Friedebert Tuglas wurde auf dem Gut Ahja geboren, wo sein Vater eine Stellung als Tischler hatte. Seit 1901 ging er in Tartu auf die Stadtschule, wo er zum ersten Mal mit Gustav Suits zusammentraf. 1903 verließ er die Schule jedoch wieder, um einem Rausschmiss zuvorzukommen: Er hatte zusammen mit Suits eine Gedenkfeier zum 60. Geburtstag von Lydia Koidula und Mihkel Veske organisiert, was der Schulleitung missfiel.[1] Nach einem Jahr in der Redaktion des Postimees setzte er seine Schulzeit von 1904 bis 1905 auf dem Hugo-Treffner-Gymnasium fort. Sein Bildungsweg endete jedoch abrupt infolge der revolutionären Ereignisse von 1905, an denen er aktiv mitgewirkt hatte. Im Dezember 1905 erfolgte seine Verhaftung in Tallinn, wo er bis Anfang März 1906 im Gefängnis auf dem Domberg inhaftiert blieb.
Nach seiner Freilassung lebte er kurzzeitig in Sankt Petersburg, musste aber bald als politischer Flüchtling ins Exil gehen, wo er die Jahre von 1906 bis 1917 verbrachte.
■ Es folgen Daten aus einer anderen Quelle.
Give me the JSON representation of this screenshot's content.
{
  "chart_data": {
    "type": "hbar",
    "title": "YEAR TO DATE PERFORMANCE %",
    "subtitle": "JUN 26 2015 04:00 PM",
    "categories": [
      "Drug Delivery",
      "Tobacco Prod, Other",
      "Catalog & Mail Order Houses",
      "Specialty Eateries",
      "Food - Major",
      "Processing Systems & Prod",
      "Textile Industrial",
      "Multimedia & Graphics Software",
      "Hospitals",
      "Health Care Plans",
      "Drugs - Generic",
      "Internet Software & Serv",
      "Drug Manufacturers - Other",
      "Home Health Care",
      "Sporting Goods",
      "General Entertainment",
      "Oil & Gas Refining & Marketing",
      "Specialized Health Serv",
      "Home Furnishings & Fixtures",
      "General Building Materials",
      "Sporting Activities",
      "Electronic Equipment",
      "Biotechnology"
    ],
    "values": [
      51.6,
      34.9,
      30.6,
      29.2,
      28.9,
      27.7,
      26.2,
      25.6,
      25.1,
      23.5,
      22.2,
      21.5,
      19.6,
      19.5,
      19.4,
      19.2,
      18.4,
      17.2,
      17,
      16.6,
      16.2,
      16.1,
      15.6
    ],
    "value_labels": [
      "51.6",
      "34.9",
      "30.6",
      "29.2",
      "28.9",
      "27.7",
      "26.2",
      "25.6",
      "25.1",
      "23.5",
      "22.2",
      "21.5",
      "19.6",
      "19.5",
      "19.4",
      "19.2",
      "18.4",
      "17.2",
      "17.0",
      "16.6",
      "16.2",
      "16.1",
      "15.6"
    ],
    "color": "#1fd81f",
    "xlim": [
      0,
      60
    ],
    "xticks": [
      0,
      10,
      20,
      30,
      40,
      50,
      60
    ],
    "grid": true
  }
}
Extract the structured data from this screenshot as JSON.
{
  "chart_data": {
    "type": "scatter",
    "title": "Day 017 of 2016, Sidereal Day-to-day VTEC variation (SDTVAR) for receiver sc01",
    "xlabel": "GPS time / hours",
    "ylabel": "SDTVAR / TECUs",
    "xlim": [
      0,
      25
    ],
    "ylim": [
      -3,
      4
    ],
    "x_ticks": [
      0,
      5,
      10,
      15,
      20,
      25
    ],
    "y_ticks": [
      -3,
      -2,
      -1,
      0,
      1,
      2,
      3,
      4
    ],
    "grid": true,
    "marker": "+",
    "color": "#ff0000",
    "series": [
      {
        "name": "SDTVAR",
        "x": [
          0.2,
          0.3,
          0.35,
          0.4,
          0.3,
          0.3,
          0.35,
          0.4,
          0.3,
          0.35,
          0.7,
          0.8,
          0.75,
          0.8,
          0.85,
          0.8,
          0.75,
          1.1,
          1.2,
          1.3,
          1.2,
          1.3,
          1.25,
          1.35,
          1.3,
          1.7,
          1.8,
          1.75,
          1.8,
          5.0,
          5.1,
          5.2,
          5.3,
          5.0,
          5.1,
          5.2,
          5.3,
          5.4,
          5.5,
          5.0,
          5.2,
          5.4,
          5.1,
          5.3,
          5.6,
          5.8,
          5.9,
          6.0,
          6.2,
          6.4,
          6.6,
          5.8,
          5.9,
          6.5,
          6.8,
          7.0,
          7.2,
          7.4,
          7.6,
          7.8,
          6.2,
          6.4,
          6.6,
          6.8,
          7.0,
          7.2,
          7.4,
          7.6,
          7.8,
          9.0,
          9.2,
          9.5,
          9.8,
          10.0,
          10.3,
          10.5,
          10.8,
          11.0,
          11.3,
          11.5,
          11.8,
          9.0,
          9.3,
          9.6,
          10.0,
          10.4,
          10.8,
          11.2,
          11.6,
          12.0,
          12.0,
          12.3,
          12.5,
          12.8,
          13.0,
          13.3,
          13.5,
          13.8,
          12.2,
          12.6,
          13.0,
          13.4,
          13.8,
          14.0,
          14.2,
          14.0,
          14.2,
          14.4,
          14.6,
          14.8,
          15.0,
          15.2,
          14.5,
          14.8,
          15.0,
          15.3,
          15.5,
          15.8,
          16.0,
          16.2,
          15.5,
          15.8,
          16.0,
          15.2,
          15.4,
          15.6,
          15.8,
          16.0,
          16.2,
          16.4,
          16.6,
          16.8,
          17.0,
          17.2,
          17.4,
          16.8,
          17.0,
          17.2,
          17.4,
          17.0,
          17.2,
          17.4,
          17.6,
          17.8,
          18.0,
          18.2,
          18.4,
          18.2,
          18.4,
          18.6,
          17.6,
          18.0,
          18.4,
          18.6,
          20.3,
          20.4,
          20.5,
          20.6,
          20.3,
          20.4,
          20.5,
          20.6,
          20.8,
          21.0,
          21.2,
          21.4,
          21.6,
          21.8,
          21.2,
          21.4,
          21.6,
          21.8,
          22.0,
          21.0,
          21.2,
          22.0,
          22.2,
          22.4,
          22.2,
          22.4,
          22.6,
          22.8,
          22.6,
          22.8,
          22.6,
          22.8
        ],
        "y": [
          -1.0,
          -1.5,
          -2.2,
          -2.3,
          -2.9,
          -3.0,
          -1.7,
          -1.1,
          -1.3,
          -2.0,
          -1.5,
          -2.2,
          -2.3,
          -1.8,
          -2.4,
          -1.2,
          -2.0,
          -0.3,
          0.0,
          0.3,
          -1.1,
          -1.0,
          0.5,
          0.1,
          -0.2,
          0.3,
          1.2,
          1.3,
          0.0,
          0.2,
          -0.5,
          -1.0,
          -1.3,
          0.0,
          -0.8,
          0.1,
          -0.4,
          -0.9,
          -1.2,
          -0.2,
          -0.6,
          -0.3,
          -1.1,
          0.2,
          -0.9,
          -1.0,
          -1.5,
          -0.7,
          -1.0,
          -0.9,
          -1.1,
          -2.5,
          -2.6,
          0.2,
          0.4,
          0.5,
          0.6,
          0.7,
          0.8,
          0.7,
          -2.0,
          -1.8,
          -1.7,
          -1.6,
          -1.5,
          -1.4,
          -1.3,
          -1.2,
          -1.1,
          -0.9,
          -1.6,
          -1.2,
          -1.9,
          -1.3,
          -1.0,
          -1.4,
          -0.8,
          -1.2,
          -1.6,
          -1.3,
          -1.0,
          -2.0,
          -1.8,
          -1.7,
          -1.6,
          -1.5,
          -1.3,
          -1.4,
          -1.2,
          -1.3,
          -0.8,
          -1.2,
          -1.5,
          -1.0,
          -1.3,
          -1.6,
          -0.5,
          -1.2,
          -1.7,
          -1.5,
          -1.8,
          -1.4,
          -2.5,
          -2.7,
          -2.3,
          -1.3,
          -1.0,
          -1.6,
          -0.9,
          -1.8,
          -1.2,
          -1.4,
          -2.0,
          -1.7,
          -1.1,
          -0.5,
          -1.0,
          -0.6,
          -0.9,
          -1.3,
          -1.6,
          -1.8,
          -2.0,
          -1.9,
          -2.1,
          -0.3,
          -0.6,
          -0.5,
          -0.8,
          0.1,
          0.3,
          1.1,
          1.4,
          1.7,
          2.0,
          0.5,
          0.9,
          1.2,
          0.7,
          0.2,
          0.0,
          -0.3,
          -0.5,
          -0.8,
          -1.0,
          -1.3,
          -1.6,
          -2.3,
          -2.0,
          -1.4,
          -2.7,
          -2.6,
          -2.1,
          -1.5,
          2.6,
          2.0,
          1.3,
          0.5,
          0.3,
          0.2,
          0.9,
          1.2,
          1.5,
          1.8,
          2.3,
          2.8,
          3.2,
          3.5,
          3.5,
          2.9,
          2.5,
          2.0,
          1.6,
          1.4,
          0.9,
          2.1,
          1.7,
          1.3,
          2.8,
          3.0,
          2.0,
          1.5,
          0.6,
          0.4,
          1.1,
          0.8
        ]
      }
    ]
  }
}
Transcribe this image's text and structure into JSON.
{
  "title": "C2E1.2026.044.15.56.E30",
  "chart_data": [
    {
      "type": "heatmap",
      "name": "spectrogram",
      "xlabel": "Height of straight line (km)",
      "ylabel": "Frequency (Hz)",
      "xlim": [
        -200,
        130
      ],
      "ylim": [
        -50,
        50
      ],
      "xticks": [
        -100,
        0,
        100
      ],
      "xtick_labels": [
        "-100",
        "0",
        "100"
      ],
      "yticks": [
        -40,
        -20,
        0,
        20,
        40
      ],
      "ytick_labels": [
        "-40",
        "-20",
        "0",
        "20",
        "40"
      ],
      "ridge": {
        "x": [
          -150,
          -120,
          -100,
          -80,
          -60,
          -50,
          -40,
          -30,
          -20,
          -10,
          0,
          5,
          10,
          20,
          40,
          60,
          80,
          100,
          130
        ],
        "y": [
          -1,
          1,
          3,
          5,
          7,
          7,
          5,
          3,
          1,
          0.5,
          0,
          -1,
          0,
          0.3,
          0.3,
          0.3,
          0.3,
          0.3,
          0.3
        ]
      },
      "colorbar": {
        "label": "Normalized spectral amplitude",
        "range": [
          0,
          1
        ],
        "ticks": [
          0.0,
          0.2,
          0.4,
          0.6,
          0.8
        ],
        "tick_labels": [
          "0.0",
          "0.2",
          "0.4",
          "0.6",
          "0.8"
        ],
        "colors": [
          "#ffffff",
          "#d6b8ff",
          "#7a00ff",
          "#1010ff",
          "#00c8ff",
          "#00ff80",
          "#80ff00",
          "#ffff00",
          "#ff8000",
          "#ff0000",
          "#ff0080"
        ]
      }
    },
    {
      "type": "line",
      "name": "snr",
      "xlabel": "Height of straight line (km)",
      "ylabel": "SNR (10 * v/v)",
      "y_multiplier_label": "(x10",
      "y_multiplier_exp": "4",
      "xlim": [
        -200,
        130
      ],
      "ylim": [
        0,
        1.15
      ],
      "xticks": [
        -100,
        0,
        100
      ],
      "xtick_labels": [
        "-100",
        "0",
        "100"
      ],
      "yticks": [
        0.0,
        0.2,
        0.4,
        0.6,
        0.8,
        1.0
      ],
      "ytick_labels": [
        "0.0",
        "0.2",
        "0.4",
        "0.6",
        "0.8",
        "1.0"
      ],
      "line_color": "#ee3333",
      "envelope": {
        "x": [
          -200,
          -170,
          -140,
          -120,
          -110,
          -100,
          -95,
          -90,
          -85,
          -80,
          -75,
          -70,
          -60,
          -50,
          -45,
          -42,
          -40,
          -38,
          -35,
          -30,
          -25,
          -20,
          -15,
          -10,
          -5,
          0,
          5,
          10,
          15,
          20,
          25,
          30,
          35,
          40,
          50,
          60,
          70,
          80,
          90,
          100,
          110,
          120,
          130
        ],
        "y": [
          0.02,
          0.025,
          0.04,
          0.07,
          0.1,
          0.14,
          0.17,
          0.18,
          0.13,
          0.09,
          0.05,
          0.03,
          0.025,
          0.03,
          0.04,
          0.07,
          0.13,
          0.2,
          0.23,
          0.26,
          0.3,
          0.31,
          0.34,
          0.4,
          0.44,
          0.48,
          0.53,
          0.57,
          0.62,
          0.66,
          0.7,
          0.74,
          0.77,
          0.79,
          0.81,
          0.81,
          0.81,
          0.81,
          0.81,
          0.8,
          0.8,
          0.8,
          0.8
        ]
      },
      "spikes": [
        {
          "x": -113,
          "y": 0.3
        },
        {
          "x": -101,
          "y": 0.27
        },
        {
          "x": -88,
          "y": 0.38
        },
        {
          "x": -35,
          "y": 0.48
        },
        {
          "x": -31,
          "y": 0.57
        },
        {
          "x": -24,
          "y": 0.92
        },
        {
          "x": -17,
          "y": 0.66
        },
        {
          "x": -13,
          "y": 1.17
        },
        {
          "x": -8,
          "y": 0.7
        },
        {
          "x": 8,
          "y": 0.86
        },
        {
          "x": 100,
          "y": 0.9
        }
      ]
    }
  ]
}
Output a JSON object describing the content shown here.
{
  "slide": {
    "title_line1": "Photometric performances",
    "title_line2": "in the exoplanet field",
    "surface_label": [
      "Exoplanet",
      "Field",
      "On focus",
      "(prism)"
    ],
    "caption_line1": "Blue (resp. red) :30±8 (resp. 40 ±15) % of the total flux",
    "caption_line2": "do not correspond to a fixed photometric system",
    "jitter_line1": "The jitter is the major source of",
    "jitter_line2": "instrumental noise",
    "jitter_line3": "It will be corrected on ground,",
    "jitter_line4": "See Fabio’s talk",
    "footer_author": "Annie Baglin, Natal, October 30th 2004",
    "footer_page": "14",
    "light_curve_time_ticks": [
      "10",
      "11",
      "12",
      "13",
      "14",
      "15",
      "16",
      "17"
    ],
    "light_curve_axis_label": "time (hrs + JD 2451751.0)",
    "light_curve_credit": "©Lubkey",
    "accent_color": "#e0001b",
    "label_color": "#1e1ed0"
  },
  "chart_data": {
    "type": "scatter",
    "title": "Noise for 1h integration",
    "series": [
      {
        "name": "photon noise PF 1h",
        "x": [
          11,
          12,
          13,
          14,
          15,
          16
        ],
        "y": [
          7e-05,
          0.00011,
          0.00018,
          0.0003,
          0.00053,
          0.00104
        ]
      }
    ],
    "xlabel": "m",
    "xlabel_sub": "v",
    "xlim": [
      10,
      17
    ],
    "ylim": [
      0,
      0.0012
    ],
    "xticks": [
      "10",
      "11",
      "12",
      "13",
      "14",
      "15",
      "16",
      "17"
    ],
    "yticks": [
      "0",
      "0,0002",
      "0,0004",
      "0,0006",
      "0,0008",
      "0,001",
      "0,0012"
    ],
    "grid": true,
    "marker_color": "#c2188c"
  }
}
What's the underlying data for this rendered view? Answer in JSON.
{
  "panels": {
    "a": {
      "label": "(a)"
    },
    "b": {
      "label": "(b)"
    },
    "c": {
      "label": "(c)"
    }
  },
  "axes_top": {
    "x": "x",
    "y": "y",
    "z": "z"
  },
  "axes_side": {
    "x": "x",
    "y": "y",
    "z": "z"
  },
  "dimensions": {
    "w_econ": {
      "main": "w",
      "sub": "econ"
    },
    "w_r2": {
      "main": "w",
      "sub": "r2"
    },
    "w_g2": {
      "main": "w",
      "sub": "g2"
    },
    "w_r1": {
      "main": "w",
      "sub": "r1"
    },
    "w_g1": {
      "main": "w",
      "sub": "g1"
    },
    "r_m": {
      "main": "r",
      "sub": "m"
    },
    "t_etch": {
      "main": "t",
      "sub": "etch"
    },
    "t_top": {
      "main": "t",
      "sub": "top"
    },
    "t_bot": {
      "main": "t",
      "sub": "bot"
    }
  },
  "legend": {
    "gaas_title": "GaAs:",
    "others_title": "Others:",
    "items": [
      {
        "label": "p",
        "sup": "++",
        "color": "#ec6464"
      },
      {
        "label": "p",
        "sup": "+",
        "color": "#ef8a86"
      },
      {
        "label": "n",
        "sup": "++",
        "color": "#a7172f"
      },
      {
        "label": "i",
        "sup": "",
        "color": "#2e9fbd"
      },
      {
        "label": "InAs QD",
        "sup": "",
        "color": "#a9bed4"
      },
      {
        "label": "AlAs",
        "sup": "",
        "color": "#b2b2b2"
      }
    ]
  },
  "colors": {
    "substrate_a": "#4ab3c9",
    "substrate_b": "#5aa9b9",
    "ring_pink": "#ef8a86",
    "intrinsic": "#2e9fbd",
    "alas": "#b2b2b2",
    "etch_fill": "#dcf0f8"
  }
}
Er lebte hauptsächlich in Finnland, verbrachte fünf Winter in Paris und war kürzere Zeit auch in Deutschland, Belgien und der Schweiz. Darüber hinaus führten ihn Reisen nach Skandinavien, Italien und Spanien.[2]
Im März 1917 konnte Tuglas legal nach Estland zurückkehren, wo er sich aktiv am Aufbau und der Gestaltung des kulturellen Lebens beteiligte und schnell zur anerkannten Autorität des literarischen Feldes wurde. Nach der Sowjetisierung Estlands war er kurzzeitig Chefredakteur von Looming. Als der Zweite Weltkrieg auf Estland übergriff, verbrachte Tuglas zwei Wochen im Sommer 1941 im Wald[3], bevor er in das dann von den Deutschen besetzte Tartu zurückkehrte. Die Kriegsjahre lebte er zurückgezogen in Tartu und Viljandi.
Nach dem Zweiten Weltkrieg zog Tuglas nach Tallinn, wo er 1946 korrespondierendes Mitglied der Sowjetestnischen Akademie der Wissenschaften wurde. 1949 traf ihn jedoch der Bannstrahl des Stalinismus: Er wurde aus dem Schriftstellerverband geworfen und verlor seine Sonderpension, so dass er sich mit Übersetzungen über Wasser halten musste. Erst im Mai 1955 erfolgte seine vollständige Rehabilitation.
Friedebert Tuglas war verheiratet mit Elo Tuglas (1896–1970), deren veröffentlichte Tagebücher[4] eine wertvolle zeitgeschichtliche Quelle sind. Friedebert Tuglas starb in Tallinn und ist auf dem Waldfriedhof begraben.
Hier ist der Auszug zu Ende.